Tommaso Ragno invece racconta Celestino come una figura sfuggente, quasi un fantasma che prende corpo solo nel dialogo con Beatrice, elemento femminile capace di scuotere quell’isolamento filosofico. Celestino rappresenta uno stato d’animo, una condizione di solitudine accettata ma anche fragile: le persone giuste arrivano solo quando ci si sente realmente soli. Questa dinamica tra i due personaggi dà vita a momenti di confronto in cui si disegnano temi come la riconciliazione con sé stessi e la crisi delle proprie convinzioni.
La regia di sgarbi e lo stile “artificioso” del film
Il film si muove in una zona poco frequentata dal realismo naturale. Elisabetta Sgarbi ha voluto mettere in scena personaggi che si esprimono con un linguaggio colto, quasi un monologo filosofico a tratti distante dal parlato quotidiano. Le riflessioni esistenziali si susseguono in un’atmosfera rarefatta, lontana dalla spontaneità raccontata al cinema più comune.
Gli attori dovevano rendere credibile questo stile profondamente artificioso, dando forma a un linguaggio scolpito eppure autentico. Tommaso Ragno sottolinea come la regista abbia creato uno stile unico per questo film: non somiglia a nient’altro di quello che si vede ogni giorno, ma riesce a essere vero agli occhi degli spettatori. La scelta artistica ricorda l’universo della fantascienza, dove situazioni e parole escono dal reale ma restano significative.

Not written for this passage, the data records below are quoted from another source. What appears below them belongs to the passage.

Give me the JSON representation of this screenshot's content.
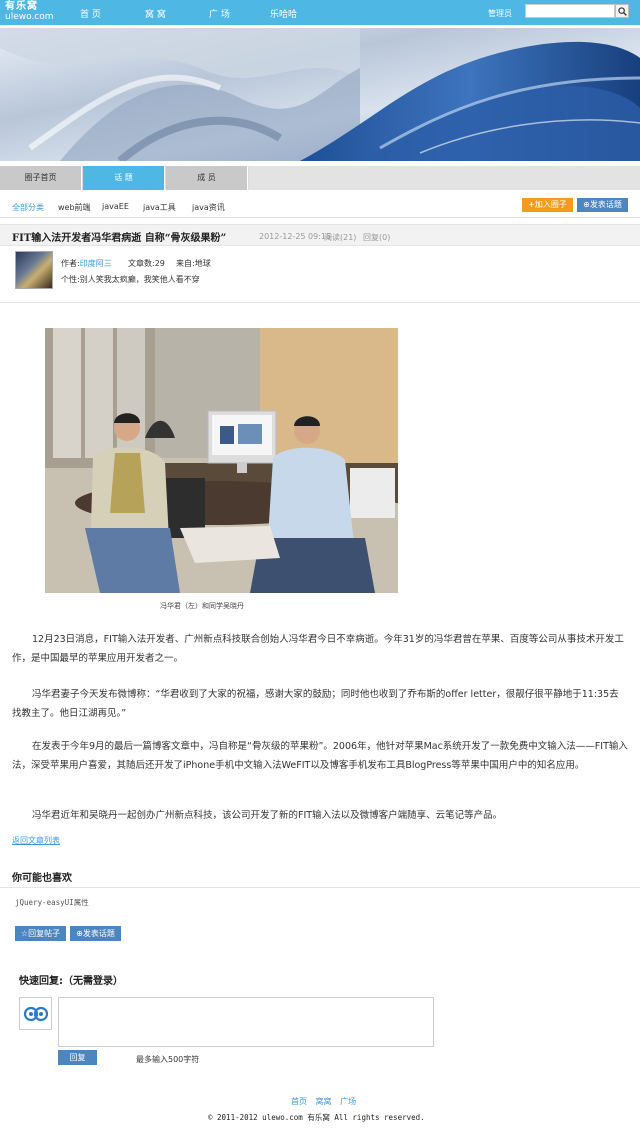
{
  "brand": {
    "logo_cn": "有乐窝",
    "logo_domain": "ulewo.com"
  },
  "nav": {
    "home": "首 页",
    "nest": "窝 窝",
    "plaza": "广 场",
    "fun": "乐哈哈",
    "admin": "管理员"
  },
  "search": {
    "placeholder": ""
  },
  "tabs": {
    "home": "圈子首页",
    "topic": "话  题",
    "members": "成  员"
  },
  "subnav": {
    "all": "全部分类",
    "web": "web前端",
    "javaee": "javaEE",
    "javatools": "java工具",
    "javanews": "java资讯"
  },
  "actions": {
    "join": "+加入圈子",
    "post": "⊕发表话题"
  },
  "post": {
    "title": "FIT输入法开发者冯华君病逝 自称“骨灰级果粉”",
    "datetime": "2012-12-25 09:15",
    "views": "阅读(21)",
    "replies": "回复(0)"
  },
  "author": {
    "label": "作者:",
    "name": "印度阿三",
    "articles": "文章数:29",
    "from": "来自:地球",
    "signature": "个性:别人笑我太疯癫，我笑他人看不穿"
  },
  "photo_caption": "冯华君（左）和同学吴晓丹",
  "paragraphs": {
    "p1": "12月23日消息，FIT输入法开发者、广州新点科技联合创始人冯华君今日不幸病逝。今年31岁的冯华君曾在苹果、百度等公司从事技术开发工作，是中国最早的苹果应用开发者之一。",
    "p2": "冯华君妻子今天发布微博称：“华君收到了大家的祝福，感谢大家的鼓励；同时他也收到了乔布斯的offer letter，很靓仔很平静地于11:35去找教主了。他日江湖再见。”",
    "p3": "在发表于今年9月的最后一篇博客文章中，冯自称是“骨灰级的苹果粉”。2006年，他针对苹果Mac系统开发了一款免费中文输入法——FIT输入法，深受苹果用户喜爱，其随后还开发了iPhone手机中文输入法WeFIT以及博客手机发布工具BlogPress等苹果中国用户中的知名应用。",
    "p4": "冯华君近年和吴晓丹一起创办广州新点科技，该公司开发了新的FIT输入法以及微博客户端随享、云笔记等产品。"
  },
  "back_link": "返回文章列表",
  "maylike": {
    "title": "你可能也喜欢",
    "item": "jQuery-easyUI属性"
  },
  "bottom_actions": {
    "reply": "☆回复帖子",
    "post": "⊕发表话题"
  },
  "quick_reply": {
    "title": "快速回复:（无需登录）",
    "button": "回复",
    "hint": "最多输入500字符"
  },
  "footer": {
    "links": {
      "home": "首页",
      "nest": "窝窝",
      "plaza": "广场"
    },
    "copyright": "© 2011-2012  ulewo.com 有乐窝 All rights reserved."
  },
  "colors": {
    "nav_bg": "#4fb7e4",
    "orange": "#f29b1d",
    "blue_btn": "#4c86c0",
    "link": "#3a9ad9"
  }
}
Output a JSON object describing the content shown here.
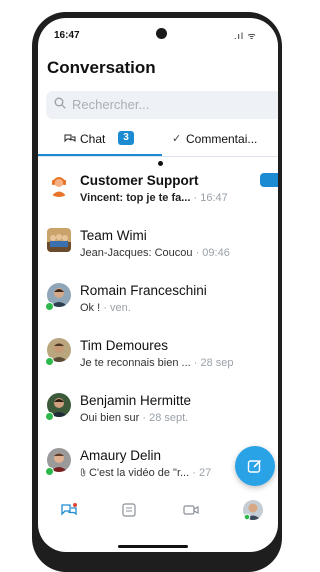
{
  "status_bar": {
    "time": "16:47",
    "icons": ".ıl ᯤ"
  },
  "header": {
    "title": "Conversation"
  },
  "search": {
    "placeholder": "Rechercher..."
  },
  "tabs": {
    "chat": {
      "label": "Chat",
      "badge": "3"
    },
    "comments": {
      "label": "Commentai..."
    }
  },
  "conversations": [
    {
      "name": "Customer Support",
      "preview": "Vincent: top je te fa...",
      "time": "16:47",
      "unread": true
    },
    {
      "name": "Team Wimi",
      "preview": "Jean-Jacques: Coucou",
      "time": "09:46",
      "unread": false
    },
    {
      "name": "Romain Franceschini",
      "preview": "Ok !",
      "time": "ven.",
      "unread": false
    },
    {
      "name": "Tim Demoures",
      "preview": "Je te reconnais bien ...",
      "time": "28 sep",
      "unread": false
    },
    {
      "name": "Benjamin Hermitte",
      "preview": "Oui bien sur",
      "time": "28 sept.",
      "unread": false
    },
    {
      "name": "Amaury Delin",
      "preview": "C'est la vidéo de \"r...",
      "time": "27",
      "unread": false
    }
  ],
  "separator": " · ",
  "colors": {
    "accent": "#1d8bd1",
    "fab": "#2aa2e6",
    "presence": "#2db84b",
    "search_bg": "#eef1f5"
  },
  "icons": [
    "search-icon",
    "chat-bubbles-icon",
    "check-icon",
    "attachment-icon",
    "compose-icon",
    "board-icon",
    "video-icon"
  ]
}
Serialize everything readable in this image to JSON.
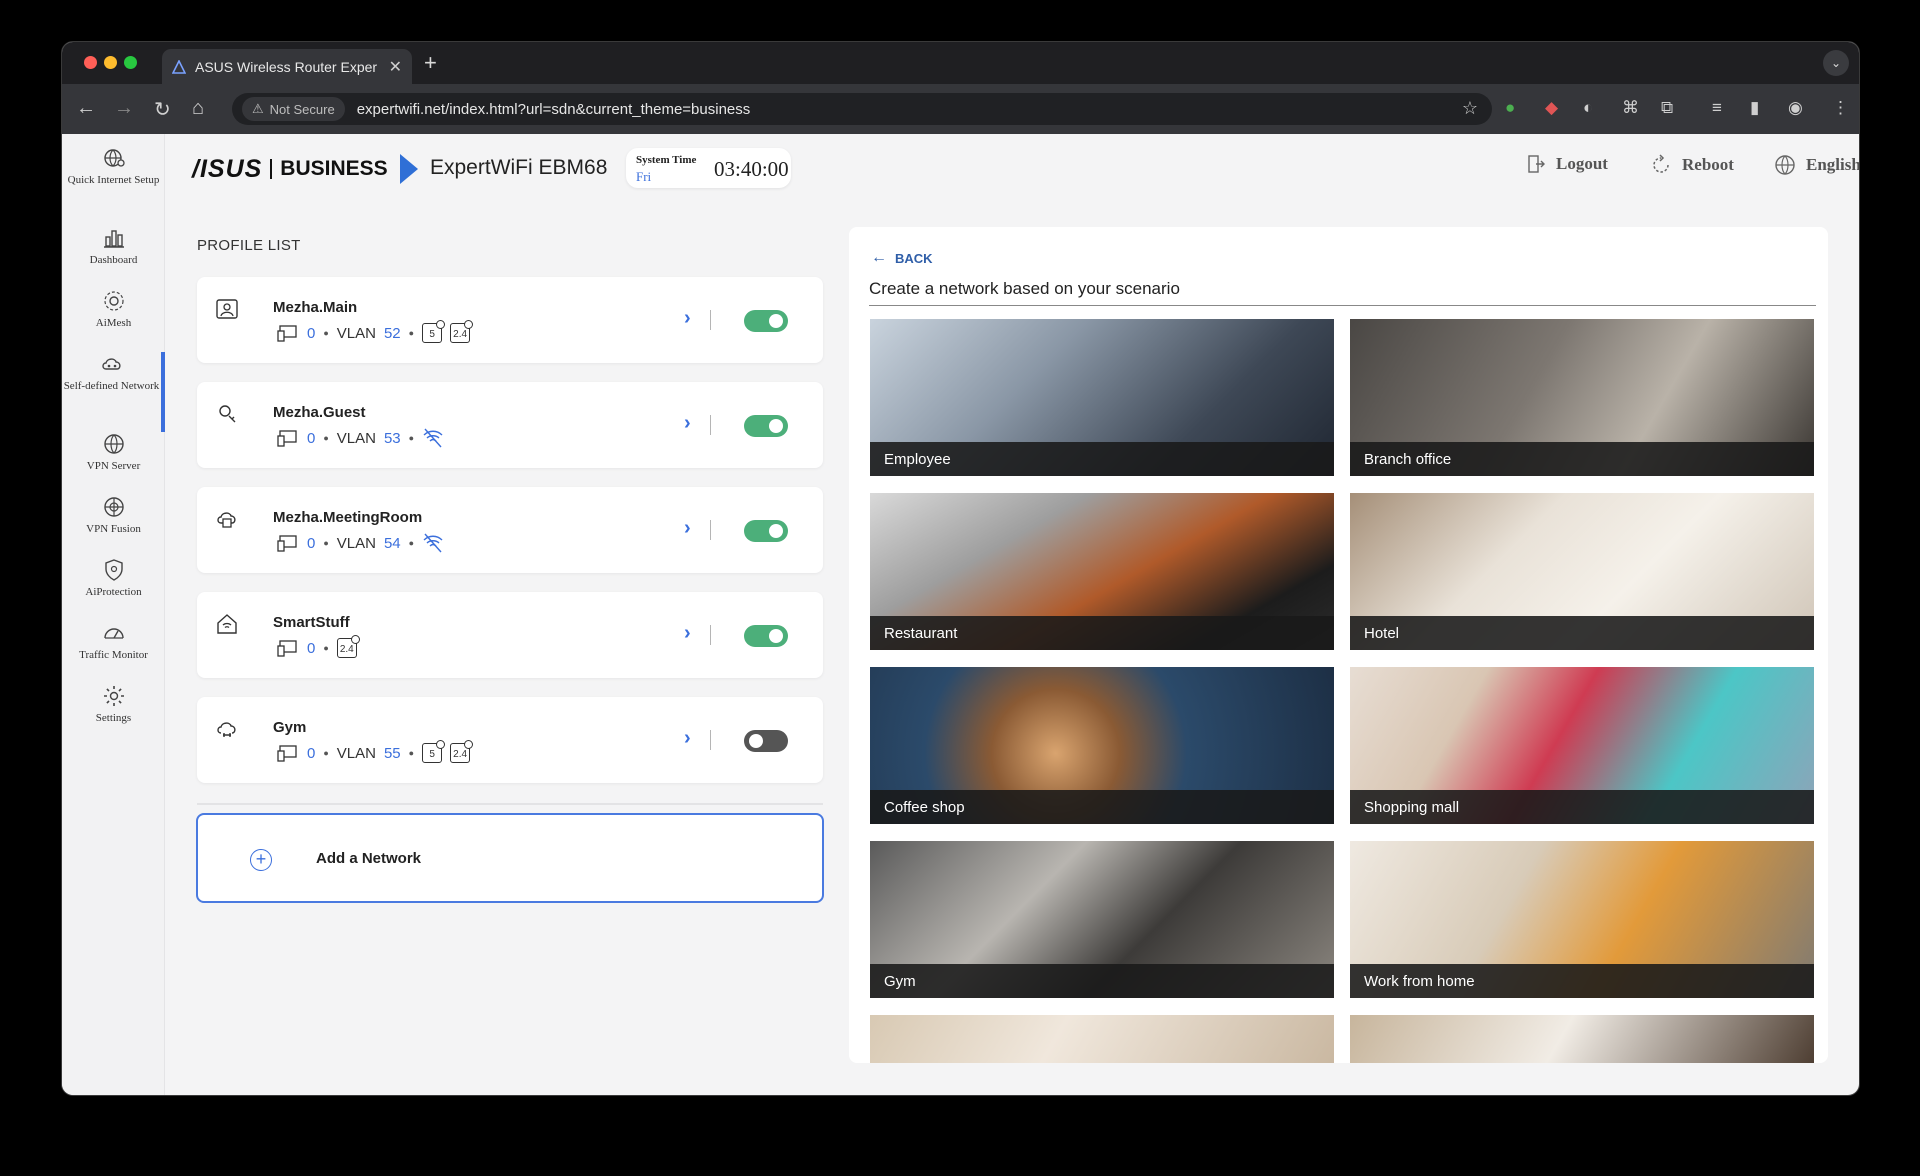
{
  "browser": {
    "tab_title": "ASUS Wireless Router Exper",
    "security": "Not Secure",
    "url": "expertwifi.net/index.html?url=sdn&current_theme=business"
  },
  "sidebar": {
    "items": [
      {
        "label": "Quick Internet Setup",
        "icon": "globe-gear-icon"
      },
      {
        "label": "Dashboard",
        "icon": "bar-chart-icon"
      },
      {
        "label": "AiMesh",
        "icon": "mesh-icon"
      },
      {
        "label": "Self-defined Network",
        "icon": "cloud-network-icon"
      },
      {
        "label": "VPN Server",
        "icon": "vpn-globe-icon"
      },
      {
        "label": "VPN Fusion",
        "icon": "vpn-fusion-icon"
      },
      {
        "label": "AiProtection",
        "icon": "shield-icon"
      },
      {
        "label": "Traffic Monitor",
        "icon": "gauge-icon"
      },
      {
        "label": "Settings",
        "icon": "gear-icon"
      }
    ],
    "active": "Self-defined Network"
  },
  "header": {
    "brand": "/ISUS",
    "brand_sub": "BUSINESS",
    "model": "ExpertWiFi EBM68",
    "system_time_label": "System Time",
    "day": "Fri",
    "time": "03:40:00",
    "logout": "Logout",
    "reboot": "Reboot",
    "language": "English"
  },
  "profile_list": {
    "title": "PROFILE LIST",
    "profiles": [
      {
        "name": "Mezha.Main",
        "devices": "0",
        "vlan_label": "VLAN",
        "vlan": "52",
        "bands": [
          "5",
          "2.4"
        ],
        "enabled": true
      },
      {
        "name": "Mezha.Guest",
        "devices": "0",
        "vlan_label": "VLAN",
        "vlan": "53",
        "bands": [],
        "enabled": true
      },
      {
        "name": "Mezha.MeetingRoom",
        "devices": "0",
        "vlan_label": "VLAN",
        "vlan": "54",
        "bands": [],
        "enabled": true
      },
      {
        "name": "SmartStuff",
        "devices": "0",
        "vlan_label": "",
        "vlan": "",
        "bands": [
          "2.4"
        ],
        "enabled": true
      },
      {
        "name": "Gym",
        "devices": "0",
        "vlan_label": "VLAN",
        "vlan": "55",
        "bands": [
          "5",
          "2.4"
        ],
        "enabled": false
      }
    ],
    "add_label": "Add a Network"
  },
  "scenario": {
    "back_label": "BACK",
    "title": "Create a network based on your scenario",
    "tiles": [
      "Employee",
      "Branch office",
      "Restaurant",
      "Hotel",
      "Coffee shop",
      "Shopping mall",
      "Gym",
      "Work from home"
    ]
  },
  "colors": {
    "accent": "#3b6fdc",
    "toggle_on": "#4caf7a",
    "toggle_off": "#555555"
  }
}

Paure e lezioni apprese sul set della villa isolata
Durante le riprese, gli attori si sono confrontati con le paure che il film mette in primo piano. Tommaso Ragno racconta che quell’esperienza li ha spinti a riflettere sulla libertà e la responsabilità che abbiamo dentro i nostri mondi personali. La “lezione” del corso imposto nella villa non si è tradotta in insegnamenti concreti, ma ha lasciato un segno profondo nella loro esperienza.
Elena Radonicich, dal canto suo, ha scoperto due facce della paura. Una serve a salvarsi la vita, istinto primordiale che ci accompagna dall’infanzia. L’altra è la paura che blocca la crescita personale, paura di non essere riconosciuti o accettati, che impedisce di esplorare nuovi orizzonti. Il film l’ha spinta a confrontarsi con entrambe, facendole capire quanto sia necessario mantenere alcune paure per difendersi, ma trovare il coraggio di superarne altre per andare oltre ciò che è noto e sicuro.
L’isola degli idealisti si presenta così come un racconto che intreccia sogni e illusioni, solitudine e ricerca di senso, immerso in un’atmosfera sospesa tra realtà e riflessione. La villa e i suoi ospiti restano impressi come simboli di un mondo interiore che si confronta con le proprie ledizioni e debolezze.